A projectile of mass m1 moving with speed v1 in the +x direction strikes a stationary target of mass m2 head-on. The collision is elastic. Use the Momentum Principle and the Energy Principle to determine the final velocities of the projectile and target, making no approximations concerning the masses. (Use the following as necessary: m1, m2, and v1.)

Answer 1

Answer:

$v''=\frac{2m_{1}v_{1}}{m_{1}+m_{2}}$

$v' = \frac{m_{1}-m_{2}}{m_{1}+m_{2}}v_{1}$

Explanation:

first mass, m1

second mass, m2

initial velocity of m1 is v1.

initial velocity of m2 is zero.

Let the final velocity of m1 is v' and the final velocity of m2 is v''.

Collision is elastic so the coefficient of restitution is 1.

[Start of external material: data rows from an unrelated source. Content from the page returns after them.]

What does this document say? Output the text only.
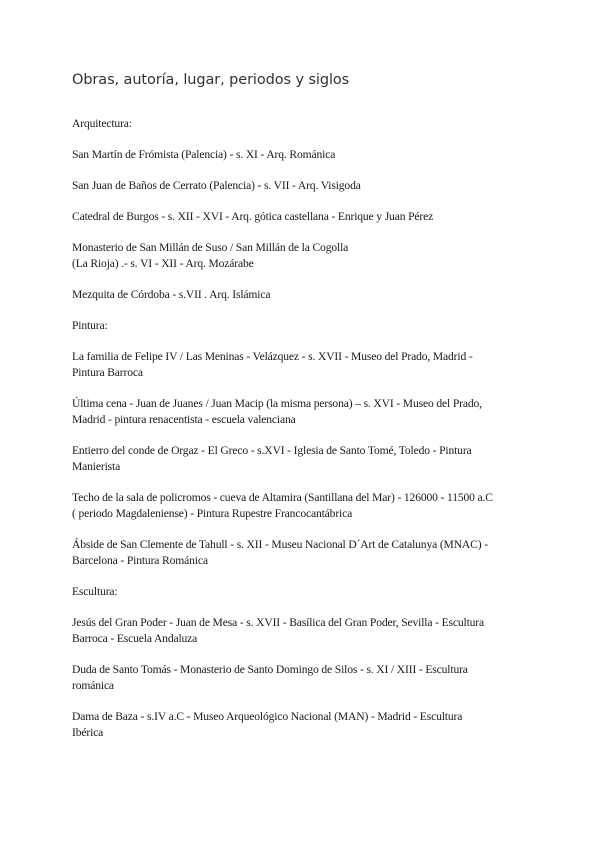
Obras, autoría, lugar, periodos y siglos

Arquitectura:

San Martín de Frómista (Palencia) - s. XI - Arq. Románica

San Juan de Baños de Cerrato (Palencia) - s. VII - Arq. Visigoda

Catedral de Burgos - s. XII - XVI - Arq. gótica castellana - Enrique y Juan Pérez

Monasterio de San Millán de Suso / San Millán de la Cogolla
(La Rioja) .- s. VI - XII - Arq. Mozárabe

Mezquita de Córdoba - s.VII . Arq. Islámica

Pintura:

La familia de Felipe IV / Las Meninas - Velázquez - s. XVII - Museo del Prado, Madrid -
Pintura Barroca

Última cena - Juan de Juanes / Juan Macip (la misma persona) – s. XVI - Museo del Prado,
Madrid - pintura renacentista - escuela valenciana

Entierro del conde de Orgaz - El Greco - s.XVI - Iglesia de Santo Tomé, Toledo - Pintura
Manierista

Techo de la sala de policromos - cueva de Altamira (Santillana del Mar) - 126000 - 11500 a.C
( periodo Magdaleniense) - Pintura Rupestre Francocantábrica

Ábside de San Clemente de Tahull - s. XII - Museu Nacional D´Art de Catalunya (MNAC) -
Barcelona - Pintura Románica

Escultura:

Jesús del Gran Poder - Juan de Mesa - s. XVII - Basílica del Gran Poder, Sevilla - Escultura
Barroca - Escuela Andaluza

Duda de Santo Tomás - Monasterio de Santo Domingo de Silos - s. XI / XIII - Escultura
románica

Dama de Baza - s.IV a.C - Museo Arqueológico Nacional (MAN) - Madrid - Escultura
Ibérica
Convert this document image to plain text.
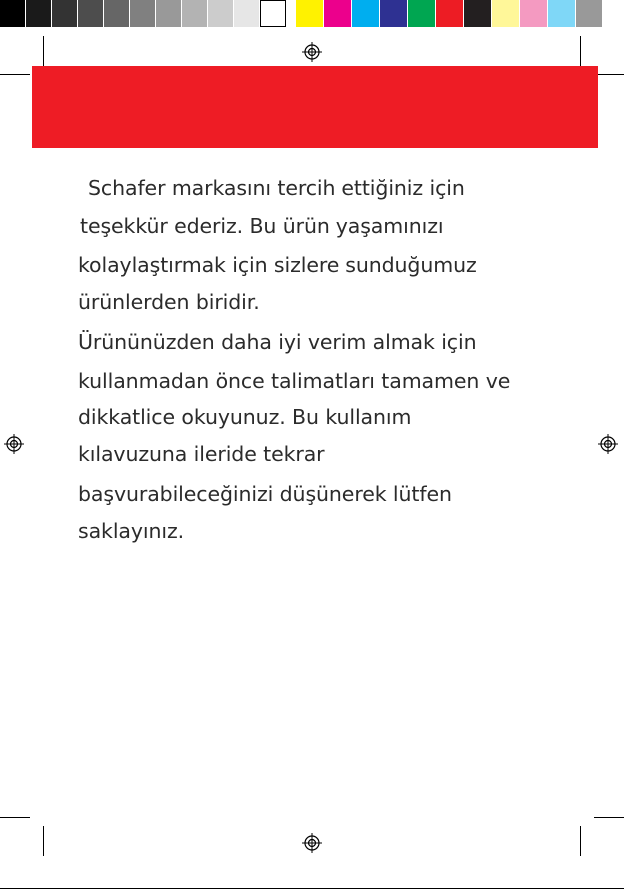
Schafer markasını tercih ettiğiniz için
teşekkür ederiz. Bu ürün yaşamınızı
kolaylaştırmak için sizlere sunduğumuz
ürünlerden biridir.
Ürününüzden daha iyi verim almak için
kullanmadan önce talimatları tamamen ve
dikkatlice okuyunuz. Bu kullanım
kılavuzuna ileride tekrar
başvurabileceğinizi düşünerek lütfen
saklayınız.
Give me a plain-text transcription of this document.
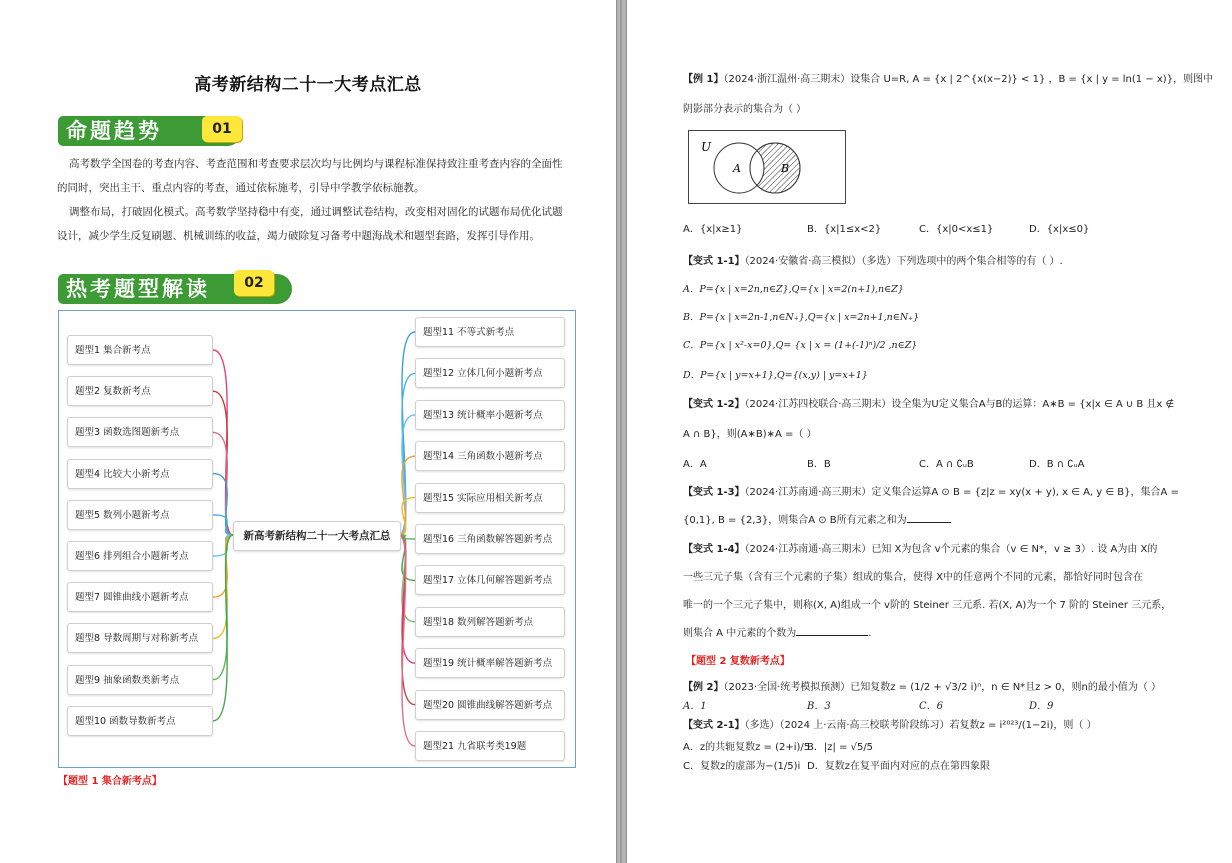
高考新结构二十一大考点汇总
命题趋势	01
高考数学全国卷的考查内容、考查范围和考查要求层次均与比例均与课程标准保持致注重考查内容的全面性的同时，突出主干、重点内容的考查，通过依标施考，引导中学教学依标施教。
调整布局，打破固化模式。高考数学坚持稳中有变，通过调整试卷结构，改变相对固化的试题布局优化试题设计，减少学生反复刷题、机械训练的收益，竭力破除复习备考中题海战术和题型套路，发挥引导作用。
热考题型解读	02
题型1 集合新考点
题型2 复数新考点
题型3 函数选图题新考点
题型4 比较大小新考点
题型5 数列小题新考点
题型6 排列组合小题新考点
题型7 圆锥曲线小题新考点
题型8 导数周期与对称新考点
题型9 抽象函数类新考点
题型10 函数导数新考点
题型11 不等式新考点
题型12 立体几何小题新考点
题型13 统计概率小题新考点
题型14 三角函数小题新考点
题型15 实际应用相关新考点
题型16 三角函数解答题新考点
题型17 立体几何解答题新考点
题型18 数列解答题新考点
题型19 统计概率解答题新考点
题型20 圆锥曲线解答题新考点
题型21 九省联考类19题
新高考新结构二十一大考点汇总
【题型 1 集合新考点】
【例 1】（2024·浙江温州·高三期末）设集合 U=R, A = {x | 2^{x(x−2)} < 1} ，B = {x | y = ln(1 − x)}，则图中
阴影部分表示的集合为（ ）
U
A	B
A．{x|x≥1}	B．{x|1≤x<2}	C．{x|0<x≤1}	D．{x|x≤0}
【变式 1-1】（2024·安徽省·高三模拟）（多选）下列选项中的两个集合相等的有（ ）.
A．P={x | x=2n,n∈Z},Q={x | x=2(n+1),n∈Z}
B．P={x | x=2n-1,n∈N₊},Q={x | x=2n+1,n∈N₊}
C．P={x | x²-x=0},Q= {x | x = (1+(-1)ⁿ)/2 ,n∈Z}
D．P={x | y=x+1},Q={(x,y) | y=x+1}
【变式 1-2】（2024·江苏四校联合·高三期末）设全集为U定义集合A与B的运算：A∗B = {x|x ∈ A ∪ B 且x ∉
A ∩ B}，则(A∗B)∗A =（ ）
A．A	B．B	C．A ∩ ∁ᵤB	D．B ∩ ∁ᵤA
【变式 1-3】（2024·江苏南通·高三期末）定义集合运算A ⊙ B = {z|z = xy(x + y), x ∈ A, y ∈ B}，集合A =
{0,1}, B = {2,3}，则集合A ⊙ B所有元素之和为
【变式 1-4】（2024·江苏南通·高三期末）已知 X为包含 v个元素的集合（v ∈ N*，v ≥ 3）. 设 A为由 X的
一些三元子集（含有三个元素的子集）组成的集合，使得 X中的任意两个不同的元素，都恰好同时包含在
唯一的一个三元子集中，则称(X, A)组成一个 v阶的 Steiner 三元系. 若(X, A)为一个 7 阶的 Steiner 三元系，
则集合 A 中元素的个数为	.
【题型 2 复数新考点】
【例 2】（2023·全国·统考模拟预测）已知复数z = (1/2 + √3/2 i)ⁿ，n ∈ N*且z > 0，则n的最小值为（ ）
A．1	B．3	C．6	D．9
【变式 2-1】（多选）（2024 上·云南·高三校联考阶段练习）若复数z = i²⁰²³/(1−2i)，则（ ）
A．z的共轭复数z = (2+i)/5B．|z| = √5/5
C．复数z的虚部为−(1/5)i D．复数z在复平面内对应的点在第四象限
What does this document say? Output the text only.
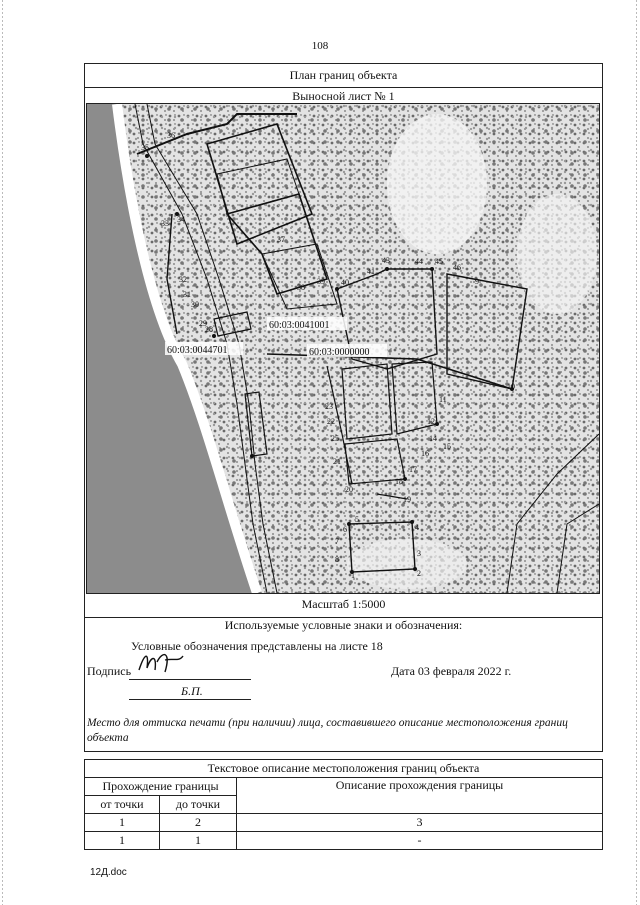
108
План границ объекта
Выносной лист № 1
Масштаб 1:5000
Используемые условные знаки и обозначения:
Условные обозначения представлены на листе 18
Подпись
Б.П.
Дата 03 февраля 2022 г.
Место для оттиска печати (при наличии) лица, составившего описание местоположения границ объекта
60:03:0041001
60:03:0044701	60:03:0000000
28
29
30
31
32
33 34
35
36
37
38
39 40
41
43	44 45
46
9
10
11
12
14
15
16
17
18
19
20
21
22
23
25
7
8
1	2
3
4
5
6
Текстовое описание местоположения границ объекта		
Прохождение границы		Описание прохождения границы
от точки	до точки	
1	2	3
1	1	-
12Д.doc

By using the conservation of momentum

m1 x v1 + m2 x 0 = m1 x v + m2 x v''

m1 v1 = m1 v' + m2 v'' .... (1)

by the formula of coefficient of restitution

$1=\frac{v''-v'}{v_{1}-0}$

v1 = v'' - v' .... (2)

So, v' = v'' - v1 put in equation (1)

m1 v1 = m1 x (v'' - v1) + m2 v''

m1 v1 = m1 v'' - m1 v1 + m2 v''

2 m1 v1 = (m1 + m2) v''

$v''=\frac{2m_{1}v_{1}}{m_{1}+m_{2}}$

so,

$v' = \frac{2m_{1}v_{1}}{m_{1}+m_{2}}-v_{1}$

$v' = \frac{m_{1}-m_{2}}{m_{1}+m_{2}}v_{1}$